According to a video by tipster Coreteks, NVIDIA's upcoming Ampere GeForce RTX 3080 and related cards could be set to feature a traversal coprocessor, separate from the GPU die, to massively accelerate hardware ray-tracing performance. NVIDIA will purportedly use a dual-sided PCB design to implement the coprocessor: it will sit opposite the GPU core.
This approach has significant advantages compared to NVIDIA's current strategy of stuffing RT cores alongside standard CUDA cores on-die: dedicating the entire GPU chip to raster workloads gives NVIDIA an easy way to deliver substantial gains to Ampere graphics performance, even without major architectural changes relative to Turing.

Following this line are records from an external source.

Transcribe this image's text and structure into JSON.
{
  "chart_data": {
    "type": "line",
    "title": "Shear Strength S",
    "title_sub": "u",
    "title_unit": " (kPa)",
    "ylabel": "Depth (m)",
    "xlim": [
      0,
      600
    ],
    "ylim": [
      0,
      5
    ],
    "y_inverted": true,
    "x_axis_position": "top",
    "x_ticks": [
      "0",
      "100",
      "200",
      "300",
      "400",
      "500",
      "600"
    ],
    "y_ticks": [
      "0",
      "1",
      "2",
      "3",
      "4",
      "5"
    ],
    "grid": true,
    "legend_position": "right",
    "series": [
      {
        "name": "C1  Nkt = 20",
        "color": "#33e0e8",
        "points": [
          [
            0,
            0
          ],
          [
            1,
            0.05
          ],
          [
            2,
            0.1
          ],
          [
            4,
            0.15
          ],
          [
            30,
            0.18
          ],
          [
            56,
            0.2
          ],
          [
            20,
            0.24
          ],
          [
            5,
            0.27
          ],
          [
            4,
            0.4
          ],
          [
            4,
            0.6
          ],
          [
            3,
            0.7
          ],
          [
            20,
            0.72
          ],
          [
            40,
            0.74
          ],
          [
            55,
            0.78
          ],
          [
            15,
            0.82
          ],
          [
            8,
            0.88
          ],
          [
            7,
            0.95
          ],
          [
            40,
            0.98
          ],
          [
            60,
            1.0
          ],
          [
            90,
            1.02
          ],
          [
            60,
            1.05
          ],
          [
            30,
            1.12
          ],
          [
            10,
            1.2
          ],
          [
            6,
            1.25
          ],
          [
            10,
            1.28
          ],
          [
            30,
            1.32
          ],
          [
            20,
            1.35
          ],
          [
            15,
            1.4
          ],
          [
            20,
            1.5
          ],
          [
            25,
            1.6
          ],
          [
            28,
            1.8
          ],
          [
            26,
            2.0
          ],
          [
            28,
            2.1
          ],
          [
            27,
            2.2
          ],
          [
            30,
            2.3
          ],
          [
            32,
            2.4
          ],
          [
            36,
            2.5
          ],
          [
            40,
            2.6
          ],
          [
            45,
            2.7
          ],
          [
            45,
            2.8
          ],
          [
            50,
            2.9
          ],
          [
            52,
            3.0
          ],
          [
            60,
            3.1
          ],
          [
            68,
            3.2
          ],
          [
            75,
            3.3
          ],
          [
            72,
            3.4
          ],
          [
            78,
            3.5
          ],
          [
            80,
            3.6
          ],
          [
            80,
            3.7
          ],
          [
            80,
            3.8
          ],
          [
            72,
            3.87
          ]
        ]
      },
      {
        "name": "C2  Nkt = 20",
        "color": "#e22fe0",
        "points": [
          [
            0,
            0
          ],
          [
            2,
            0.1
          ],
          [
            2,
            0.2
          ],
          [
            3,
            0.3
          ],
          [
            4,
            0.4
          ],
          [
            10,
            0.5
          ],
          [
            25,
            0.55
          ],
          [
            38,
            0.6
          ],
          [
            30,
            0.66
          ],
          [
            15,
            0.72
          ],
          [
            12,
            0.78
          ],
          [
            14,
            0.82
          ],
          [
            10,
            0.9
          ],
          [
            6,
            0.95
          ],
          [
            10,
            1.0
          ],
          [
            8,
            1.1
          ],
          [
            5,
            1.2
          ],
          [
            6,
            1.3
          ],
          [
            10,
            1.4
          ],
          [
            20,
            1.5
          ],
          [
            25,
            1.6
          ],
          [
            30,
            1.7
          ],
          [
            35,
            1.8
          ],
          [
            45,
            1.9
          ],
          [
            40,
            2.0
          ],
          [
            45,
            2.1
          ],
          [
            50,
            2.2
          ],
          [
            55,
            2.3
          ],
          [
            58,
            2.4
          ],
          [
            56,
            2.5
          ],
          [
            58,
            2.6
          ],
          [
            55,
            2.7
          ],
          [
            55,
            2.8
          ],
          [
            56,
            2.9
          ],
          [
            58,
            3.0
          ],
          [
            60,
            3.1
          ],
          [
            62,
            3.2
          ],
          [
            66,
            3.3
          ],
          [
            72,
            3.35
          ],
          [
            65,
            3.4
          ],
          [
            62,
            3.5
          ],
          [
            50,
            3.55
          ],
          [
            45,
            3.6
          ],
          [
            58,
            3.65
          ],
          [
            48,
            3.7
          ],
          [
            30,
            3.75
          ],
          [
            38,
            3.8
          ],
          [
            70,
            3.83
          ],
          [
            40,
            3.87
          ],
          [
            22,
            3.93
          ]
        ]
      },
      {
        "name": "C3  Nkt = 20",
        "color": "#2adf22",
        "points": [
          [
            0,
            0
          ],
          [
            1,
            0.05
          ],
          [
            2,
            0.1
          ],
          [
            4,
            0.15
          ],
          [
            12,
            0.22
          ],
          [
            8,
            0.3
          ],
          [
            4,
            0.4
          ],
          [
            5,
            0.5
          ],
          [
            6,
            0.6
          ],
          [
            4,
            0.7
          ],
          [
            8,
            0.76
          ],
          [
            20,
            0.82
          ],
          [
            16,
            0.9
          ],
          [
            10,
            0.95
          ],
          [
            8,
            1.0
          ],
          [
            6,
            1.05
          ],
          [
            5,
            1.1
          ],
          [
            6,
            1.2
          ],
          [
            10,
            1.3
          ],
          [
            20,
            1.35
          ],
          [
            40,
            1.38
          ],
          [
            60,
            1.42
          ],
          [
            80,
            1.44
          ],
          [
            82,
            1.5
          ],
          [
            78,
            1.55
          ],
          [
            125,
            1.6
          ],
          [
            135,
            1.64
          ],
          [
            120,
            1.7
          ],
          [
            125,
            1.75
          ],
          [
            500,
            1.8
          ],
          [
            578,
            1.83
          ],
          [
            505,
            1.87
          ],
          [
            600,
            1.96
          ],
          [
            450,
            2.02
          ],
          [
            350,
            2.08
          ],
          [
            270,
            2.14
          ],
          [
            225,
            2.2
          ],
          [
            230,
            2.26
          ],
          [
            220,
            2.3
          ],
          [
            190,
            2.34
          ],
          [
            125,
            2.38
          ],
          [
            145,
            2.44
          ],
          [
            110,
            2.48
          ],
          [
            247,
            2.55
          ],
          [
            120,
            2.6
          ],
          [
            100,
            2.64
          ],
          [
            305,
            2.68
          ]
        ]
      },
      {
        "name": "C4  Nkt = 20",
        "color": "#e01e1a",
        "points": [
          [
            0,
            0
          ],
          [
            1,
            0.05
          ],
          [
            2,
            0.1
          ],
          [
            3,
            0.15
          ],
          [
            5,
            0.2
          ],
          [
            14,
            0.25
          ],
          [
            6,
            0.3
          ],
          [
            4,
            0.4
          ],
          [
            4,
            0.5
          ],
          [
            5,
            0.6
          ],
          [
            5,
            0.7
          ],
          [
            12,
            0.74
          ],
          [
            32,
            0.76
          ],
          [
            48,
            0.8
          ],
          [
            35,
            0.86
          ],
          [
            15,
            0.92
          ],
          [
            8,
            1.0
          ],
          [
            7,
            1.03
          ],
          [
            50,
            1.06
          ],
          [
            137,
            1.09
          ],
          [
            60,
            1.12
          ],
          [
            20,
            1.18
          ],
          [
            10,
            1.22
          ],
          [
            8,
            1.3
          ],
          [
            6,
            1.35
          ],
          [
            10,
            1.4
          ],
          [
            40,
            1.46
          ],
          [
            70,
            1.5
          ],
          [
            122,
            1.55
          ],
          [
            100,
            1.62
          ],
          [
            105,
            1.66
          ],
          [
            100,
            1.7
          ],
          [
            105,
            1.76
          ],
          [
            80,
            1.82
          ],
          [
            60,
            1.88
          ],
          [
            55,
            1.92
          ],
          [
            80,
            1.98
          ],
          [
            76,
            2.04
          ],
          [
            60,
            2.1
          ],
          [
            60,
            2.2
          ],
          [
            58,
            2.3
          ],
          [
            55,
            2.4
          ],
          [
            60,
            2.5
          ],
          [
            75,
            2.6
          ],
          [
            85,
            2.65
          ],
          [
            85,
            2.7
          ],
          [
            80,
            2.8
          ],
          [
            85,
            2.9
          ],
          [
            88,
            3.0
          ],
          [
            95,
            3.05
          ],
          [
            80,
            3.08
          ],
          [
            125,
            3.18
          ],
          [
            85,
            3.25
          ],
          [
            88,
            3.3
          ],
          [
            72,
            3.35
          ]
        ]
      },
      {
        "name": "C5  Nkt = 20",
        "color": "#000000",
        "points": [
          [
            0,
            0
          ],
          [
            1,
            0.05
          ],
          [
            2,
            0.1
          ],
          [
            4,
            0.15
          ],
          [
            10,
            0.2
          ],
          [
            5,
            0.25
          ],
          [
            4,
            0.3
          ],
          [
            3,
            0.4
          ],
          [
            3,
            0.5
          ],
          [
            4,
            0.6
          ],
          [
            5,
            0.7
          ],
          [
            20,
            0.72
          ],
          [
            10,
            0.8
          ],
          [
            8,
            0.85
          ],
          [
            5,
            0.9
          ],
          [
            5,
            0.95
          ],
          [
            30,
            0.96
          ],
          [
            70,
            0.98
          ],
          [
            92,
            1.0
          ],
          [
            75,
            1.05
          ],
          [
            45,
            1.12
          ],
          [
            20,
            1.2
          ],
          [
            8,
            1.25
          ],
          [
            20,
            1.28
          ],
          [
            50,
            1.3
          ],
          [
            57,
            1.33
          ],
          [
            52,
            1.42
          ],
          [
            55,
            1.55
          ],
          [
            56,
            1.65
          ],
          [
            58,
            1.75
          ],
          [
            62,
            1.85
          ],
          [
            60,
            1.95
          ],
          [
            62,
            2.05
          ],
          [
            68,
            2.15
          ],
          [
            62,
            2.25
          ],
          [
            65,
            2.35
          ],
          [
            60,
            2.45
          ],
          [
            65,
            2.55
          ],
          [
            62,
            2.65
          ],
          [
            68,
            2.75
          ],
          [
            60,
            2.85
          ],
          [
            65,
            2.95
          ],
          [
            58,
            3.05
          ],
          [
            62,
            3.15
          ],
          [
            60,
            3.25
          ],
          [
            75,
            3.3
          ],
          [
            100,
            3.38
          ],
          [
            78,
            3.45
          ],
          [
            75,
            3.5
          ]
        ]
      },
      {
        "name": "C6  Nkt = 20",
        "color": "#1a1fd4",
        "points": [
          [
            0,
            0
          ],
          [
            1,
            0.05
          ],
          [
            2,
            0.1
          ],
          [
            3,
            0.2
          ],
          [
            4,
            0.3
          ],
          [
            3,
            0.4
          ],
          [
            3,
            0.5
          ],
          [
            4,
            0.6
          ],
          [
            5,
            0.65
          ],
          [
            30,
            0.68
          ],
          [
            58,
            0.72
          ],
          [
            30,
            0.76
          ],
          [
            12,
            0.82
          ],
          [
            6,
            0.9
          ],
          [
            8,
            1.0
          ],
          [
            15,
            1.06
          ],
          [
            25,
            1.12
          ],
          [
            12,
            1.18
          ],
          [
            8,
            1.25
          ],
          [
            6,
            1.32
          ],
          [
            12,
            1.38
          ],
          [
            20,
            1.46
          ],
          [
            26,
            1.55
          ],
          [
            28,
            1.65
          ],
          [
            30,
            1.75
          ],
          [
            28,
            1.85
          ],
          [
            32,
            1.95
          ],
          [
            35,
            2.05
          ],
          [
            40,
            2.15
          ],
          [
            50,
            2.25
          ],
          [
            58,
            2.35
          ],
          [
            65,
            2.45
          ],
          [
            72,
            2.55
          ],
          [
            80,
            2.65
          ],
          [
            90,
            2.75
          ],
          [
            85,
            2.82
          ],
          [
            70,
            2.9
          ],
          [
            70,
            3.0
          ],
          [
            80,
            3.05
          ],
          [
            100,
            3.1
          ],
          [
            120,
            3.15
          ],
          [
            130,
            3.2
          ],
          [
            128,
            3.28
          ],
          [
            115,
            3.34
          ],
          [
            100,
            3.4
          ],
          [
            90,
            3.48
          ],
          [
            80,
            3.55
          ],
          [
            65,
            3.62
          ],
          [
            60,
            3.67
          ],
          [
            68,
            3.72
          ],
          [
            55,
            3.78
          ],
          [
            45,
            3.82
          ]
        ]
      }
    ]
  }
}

NVIDIA has been playing with the idea of a traversal coprocessor for quite some time, having submitted a patent application for the technology as far back as 2018.The traversal coprocessor could be how NVIDIA manages to improve ray-tracing performance to the extent promised by the rumour mill: RTX 2080 Ti levels of ray tracing in the mid range RTX 3060.
We've heard very little so far from NVIDIA regarding its consumer-oriented Ampere Geforce graphics cards. However, with the impending arrival of the PlayStation 5 and Xbox Series X, as well as the launch of AMD's RDNA2 Big Navi lineup, we should hear more soon.